Buku Serial Keempat: KemenKopUKM Ungkap Strategi Alternatif Pembiayaan bagi UMKM

JurnalPatroliNews – Jakarta – Buku seri keempat dari 7 Buku Seri Pengarusutamaan Strategi Pengembangan Koperasi dan UKM yang diterbitkan Kementerian Koperasi dan UKM (KemenKopUKM) pada 2024 mengungkap strategi alternatif pembiayaan bagi koperasi dan UMKM.

Buku seri keempat tersebut berjudul Transformasi Pembiayaan UMKM: Daya Ungkit Menuju Kemapanan secara global berisi tentang inovasi pembiayaan bagi UMKM.

Dalam buku ini diulas beberapa alternatif pembiayaan seperti Credit Scoring pada pembiayaan KUR, pembiayaan klaster berbasis Farmers Production Organisation/FPO, Securities Crowdfunding, Initial Public Offering/IPO Bursa Saham, Peer to Peer Lending, Purchase Order/PO Financing, IP Financing, skema penilaian kredit berbasis Intelligent Credit Decision Model, serta inisiasi ASEAN Micro and Small Enterprises Financing Institution (AMSEF).

Beragamnya model pembiayaan bagi KUMKM ini memiliki karakteristik yang berbeda sehingga KUMKM bisa memilih model pembiayaan yang sesuai dengan profil risiko masing-masing.

Menteri Koperasi dan UKM (MenKopUKM) Teten Masduki menjelaskan, salah satu kendala pengembangan UMKM saat ini adalah keterbatasan modal dan sulitnya mengakses pembiayaan. Bahkan rasio pembiayaan lembaga keuangan formal seperti perbankan untuk UMKM saat ini hanya 19 persen dari target di tahun 2024 sebesar 30 persen.

Rendahnya realisasi pembiayaan kepada UMKM ini salah satunya karena perbankan menerapkan kewajiban kolateral atau jaminan saat mengajukan pinjaman.

“Indonesia menjadi salah satu negara dengan rasio pembiayaan perbankan kepada UMKM paling rendah. Bandingkan dengan Korea Selatan yang rasio kreditnya (perbankan) lebih dari 80 persen, bahkan Malaysia dan Thailand sudah lebih dari 40 persen,” kata Teten Masduki dalam keterangan resminya, di Jakarta, Rabu (16/10).

Menteri Teten mendorong agar perbankan mulai melakukan perubahan dalam skema pembiayaan bagi UMKM khususnya dalam penyaluran Kredit Usaha Rakyat (KUR).

Dia berharap perbankan dapat menggunakan data sekunder seperti data telekomunikasi atau PLN terhadap calon nasabahnya sehingga tidak diperlukan lagi kolateral.

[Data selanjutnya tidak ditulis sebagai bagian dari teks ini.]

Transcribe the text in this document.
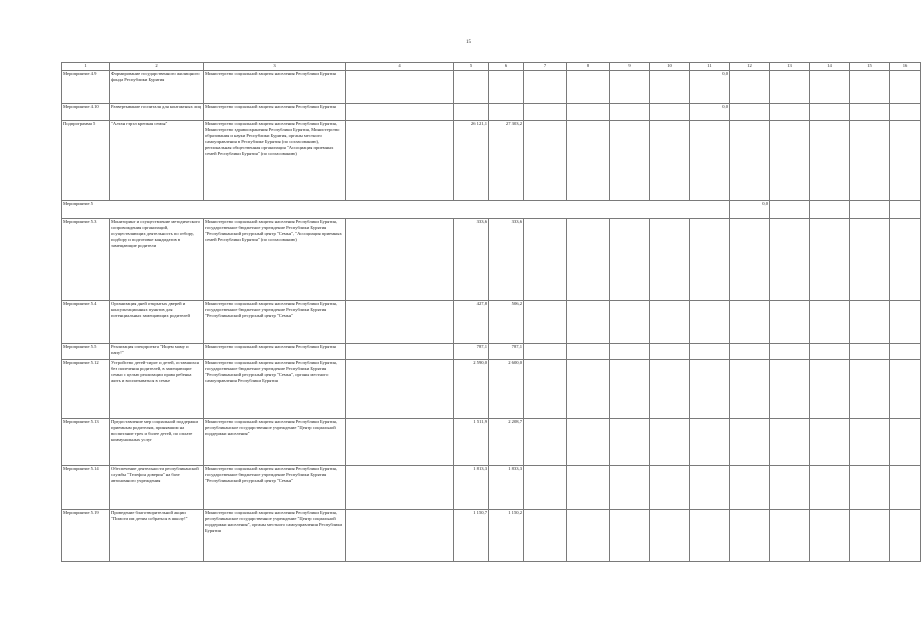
15
1	2	3	4	5	6	7	8	9	10	11	12	13	14	15	16
Мероприятие 4.9	Формирование государственного жилищного фонда Республики Бурятия	Министерство социальной защиты населения Республики Бурятия								0,0					
Мероприятие 4.10	Развертывание госпиталя для контактных лиц	Министерство социальной защиты населения Республики Бурятия								0,0					
Подпрограмма 5	"Алтан гэрэл крепкая семья"	Министерство социальной защиты населения Республики Бурятия, Министерство здравоохранения Республики Бурятия, Министерство образования и науки Республики Бурятия, органы местного самоуправления в Республике Бурятия (по согласованию), региональная общественная организация "Ассоциация приемных семей Республики Бурятия" (по согласованию)		26 121,1	27 303,2										
Мероприятие 5											0,0				
Мероприятие 5.3	Мониторинг и осуществление методического сопровождения организаций, осуществляющих деятельность по отбору, подбору и подготовке кандидатов в замещающие родители	Министерство социальной защиты населения Республики Бурятия, государственное бюджетное учреждение Республики Бурятия "Республиканский ресурсный центр "Семья", "Ассоциация приемных семей Республики Бурятия" (по согласованию)		333,6	333,6										
Мероприятие 5.4	Организация дней открытых дверей и консультационных пунктов для потенциальных замещающих родителей	Министерство социальной защиты населения Республики Бурятия, государственное бюджетное учреждение Республики Бурятия "Республиканский ресурсный центр "Семья"		427,8	506,2										
Мероприятие 5.5	Реализация спецпроекта "Ищем маму и папу!"	Министерство социальной защиты населения Республики Бурятия		787,1	787,1										
Мероприятие 5.12	Устройство детей-сирот и детей, оставшихся без попечения родителей, в замещающие семьи с целью реализации права ребенка жить и воспитываться в семье	Министерство социальной защиты населения Республики Бурятия, государственное бюджетное учреждение Республики Бурятия "Республиканский ресурсный центр "Семья", органы местного самоуправления Республики Бурятия		2 590,0	2 600,0										
Мероприятие 5.13	Предоставление мер социальной поддержки приемным родителям, принявшим на воспитание трех и более детей, по оплате коммунальных услуг	Министерство социальной защиты населения Республики Бурятия, республиканское государственное учреждение "Центр социальной поддержки населения"		1 511,9	2 208,7										
Мероприятие 5.14	Обеспечение деятельности республиканской службы "Телефон доверия" на базе автономного учреждения	Министерство социальной защиты населения Республики Бурятия, государственное бюджетное учреждение Республики Бурятия "Республиканский ресурсный центр "Семья"		1 813,3	1 833,3										
Мероприятие 5.19	Проведение благотворительной акции "Помоги им детям собраться в школу!"	Министерство социальной защиты населения Республики Бурятия, республиканское государственное учреждение "Центр социальной поддержки населения", органы местного самоуправления Республики Бурятия		1 150,7	1 150,2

Hal ini dibutuhkan untuk mengakselerasi pembiayaan bagi UMKM sesuai dengan target yang ditetapkan.

“Bank juga selalu menggunakan data history kredit, data SLIK (Sistem Layanan Informasi Keuangan), lalu bagaimana UMKM yang belum terhubung ke bank pasti tidak ada historynya. Maka kami usulkan skema pembiayaan dengan sistem credit scoring kalau yang usaha besar kita fasilitasi mencari pembiayaan di bursa efek melalui IPO,” kata Menteri Teten.

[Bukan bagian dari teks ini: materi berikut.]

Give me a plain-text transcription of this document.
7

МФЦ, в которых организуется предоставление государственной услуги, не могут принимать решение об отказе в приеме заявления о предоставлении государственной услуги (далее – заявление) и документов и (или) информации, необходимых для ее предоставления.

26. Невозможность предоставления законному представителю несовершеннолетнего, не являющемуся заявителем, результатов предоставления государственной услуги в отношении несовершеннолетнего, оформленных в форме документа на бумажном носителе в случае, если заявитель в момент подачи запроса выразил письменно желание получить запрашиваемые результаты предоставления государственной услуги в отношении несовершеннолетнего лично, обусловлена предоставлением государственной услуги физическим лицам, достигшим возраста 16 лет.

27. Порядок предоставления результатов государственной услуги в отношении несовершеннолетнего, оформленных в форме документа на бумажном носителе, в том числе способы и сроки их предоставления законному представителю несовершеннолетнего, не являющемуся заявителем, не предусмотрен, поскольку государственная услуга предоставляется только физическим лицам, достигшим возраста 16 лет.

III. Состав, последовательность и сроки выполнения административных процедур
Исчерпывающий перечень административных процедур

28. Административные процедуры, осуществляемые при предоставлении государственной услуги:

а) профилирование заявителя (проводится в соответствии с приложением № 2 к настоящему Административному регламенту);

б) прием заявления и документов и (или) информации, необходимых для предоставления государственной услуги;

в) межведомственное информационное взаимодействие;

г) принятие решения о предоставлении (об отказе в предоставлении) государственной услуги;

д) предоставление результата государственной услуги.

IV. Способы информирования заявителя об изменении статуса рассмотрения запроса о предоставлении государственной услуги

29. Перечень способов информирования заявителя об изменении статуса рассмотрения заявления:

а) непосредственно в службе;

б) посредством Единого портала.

Di tempat yang sama dalam bedah buku tersebut Sekretaris Deputi Bidang Usaha Mikro KemenKopUKM Bagus Rahman menambahkan, salah satu tantangan dari UMKM khususnya sektor mikro adalah kompleksnya persyaratan yang harus dipenuhi ketika ingin mendapatkan dukungan pembiayaan. Oleh sebab itu perlu kesadaran secara kolektif dari pemangku kepentingan untuk memangkas birokrasi agar target rasio pembiayaan sebesar 30 persen bisa dicapai.